Monday, October 26, 2009
# 24 – NOTEBOOKS
I was carrying notebooks with me these days, but I hardly wrote anything in them, though in this darkened place I made sure mine was with me on my lap.
I did not write anything in it for there was nothing here to write. I thought of when years ago I had been traveling around the obscure, virtually unmapped, eastern parts of Anatolia and making all sorts of journal notes about interesting things, from bear baiting in dusty village squares to a knife fight on a speeding bus to a ghettoized red light district where a rare pretty girl among beaten down women sat nude in a window. I described strange fast sex starting the moment I walked in and she drew the blind. And also other strange people I met – like a young Ivy League type American, a sort who would become so familiar to me later in Southeast Asia, this one mysteriously living in a cheap hotel in a dusty nowhere town. He asked me to describe in detail every place I had been and everyone I had met, and so he must have been a low level CIA person. And I had tried to recreate in notebooks the sweeping landscapes, and the Roman ruins that nobody knew about and the places where there had been whirling dervishes – all these interesting things.
And in the candelight meeting now I thought also of traveling across Africa alone in market trucks. I thought of my time in revolutions or near revolutions – Haiti, Cuba, Angola. And in Laos and Burma, and of course the heart of Borneo darkness. All these things that I thought defined me, all these times in which I had made notes fairly confident that I would write books about what I was seeing – and sometimes I did. But there was nothing to take notes about here in this room.
There were several people sitting on the stage, led by a man with a firm professor’s voice named Ram who was part of the Rajneesh cult that had been in the news, something I would never go near. There was a pleasant young lady with long light brown hair who said she was a fashion designer and said many people came to ACOA and then found they had to stop drinking or drugging and joined AA or NA or some other A. This didn’t apply to me, since I did not drink anymore and only, unlike with my drinking, had occasional cocaine, but it was rare and I never bought it myself. So here right at the start was one of many things that night that did not apply to me.
And then a man with a sloppy grey beard squinted through half glasses and read something he had taken off an inspirational Christmas LP about living in the present, which he seemed to think was original. And then a clean cut guy got up and talked about that harrowing Frost poem I had read in my near terminal depression, about the sick old hired hand from the awful family. And the guy speaking actually quoted that disturbing line about home being where when-you-have-to-go-there-they-have-to-take-you-in as if he thought it was saying something positive about homes – which thank god was something people here in these meetings were rarely positive about, and seemed to me the most stupid misreading of the deadly poem. And Lisa talked and talked about her cat throwing up. And there was a lot more, people telling stories, but this non-story part was the part I focused on.

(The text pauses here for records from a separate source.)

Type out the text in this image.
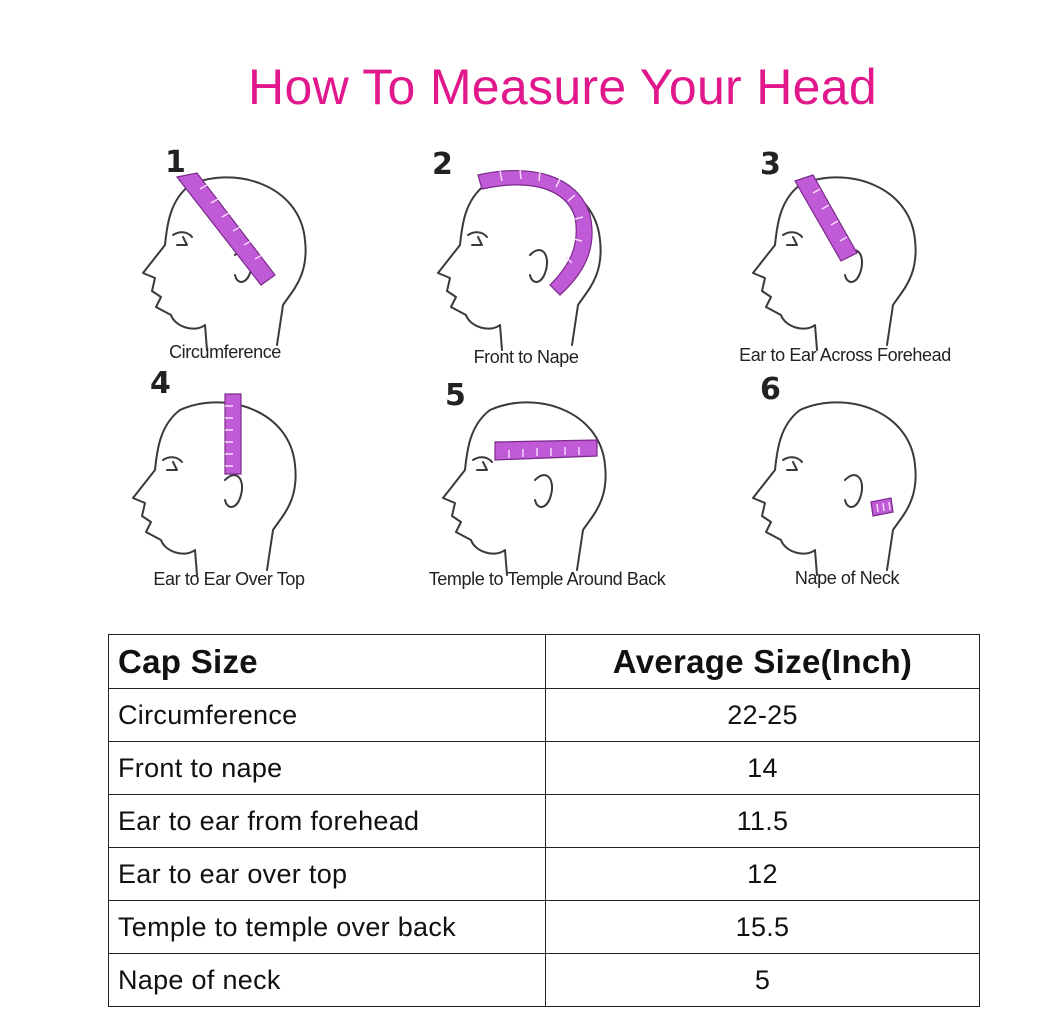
How To Measure Your Head
1
Circumference
2
Front to Nape
3
Ear to Ear Across Forehead
4
Ear to Ear Over Top
5
Temple to Temple Around Back
6
Nape of Neck
Cap Size	Average Size(Inch)
Circumference	22-25
Front to nape	14
Ear to ear from forehead	11.5
Ear to ear over top	12
Temple to temple over back	15.5
Nape of neck	5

I focused on my picture of a girl I knew slightly from meetings who was here this night in a low cut satin like dress such as often inaccessible pretty girls used to wear for holiday parties when I was much younger. Like with the girls back then, when she leaned over I could see almost to her nipples. In another meeting she had talked about how she could not understand why she kept trying to please people, including her boyfriend, whom she was so careful not to disturb after sex because he thought it was so important that he have uninterrupted dreams, from which he would wake up from time to time to write the latest one down, and then go straight back to sleep, and she obediently refrained from touching him.
And then the meeting was over. Midnight having come and gone. I drifted to a diner where some people I did not know were going and we all sat around and I felt isolated. It was after midnight now and our table was the only sober one in the diner, but I had no more connection with people at the sober table than with those at the drunk tables.
And when I got back to Chelsea I did start to write in the notebook I was still carrying. I started to write about how hopeless I felt, what a grim night it had been, though it had started out so well at my old friends’ party in the Village, and had seemed so promising as I sort of glided across Manhattan through timeless cinema-like scenes in this Indian summer night. But the candlelight meeting – what was that all about? – and haven’t I been here before? – in places, like the candlelight room, like the diner, with people with whom I have no connection? Like someone lost in a Hopper painting.
And then as I was writing it I skipped back to just before the diner. And It was the end of the candlelight meeting – and Ram asked in his firm, cultivated voice if there was anyone here who had been coming to these meetings for less than ninety days. And I put my hand up along with a few others, and then less than 60 days, and I was the only one with my hand up, and he asked from the stage if now, when everyone would join hands, I would lead the serenity prayer.
I had forgotten this part just after it happened. The moment the people and the place stopped seeming ridiculous. I did not remember it while in the diner, or in the subway home – the E train from its multi-tiered West 4th Street station at 8th street to the northern exit of the more humble 23rd Street stop, which came out right across from my building on 25th Street. I had forgotten that part. My joining. Oh god, nothing was what I thought it to be. I was right there in the middle as we all held hands and I led the prayer – my saying a prayer being as unlikely as my leading one. And it did not matter if no one in my imaginary audience for my writing had any idea of what I was writing about. Nothing like that mattered now.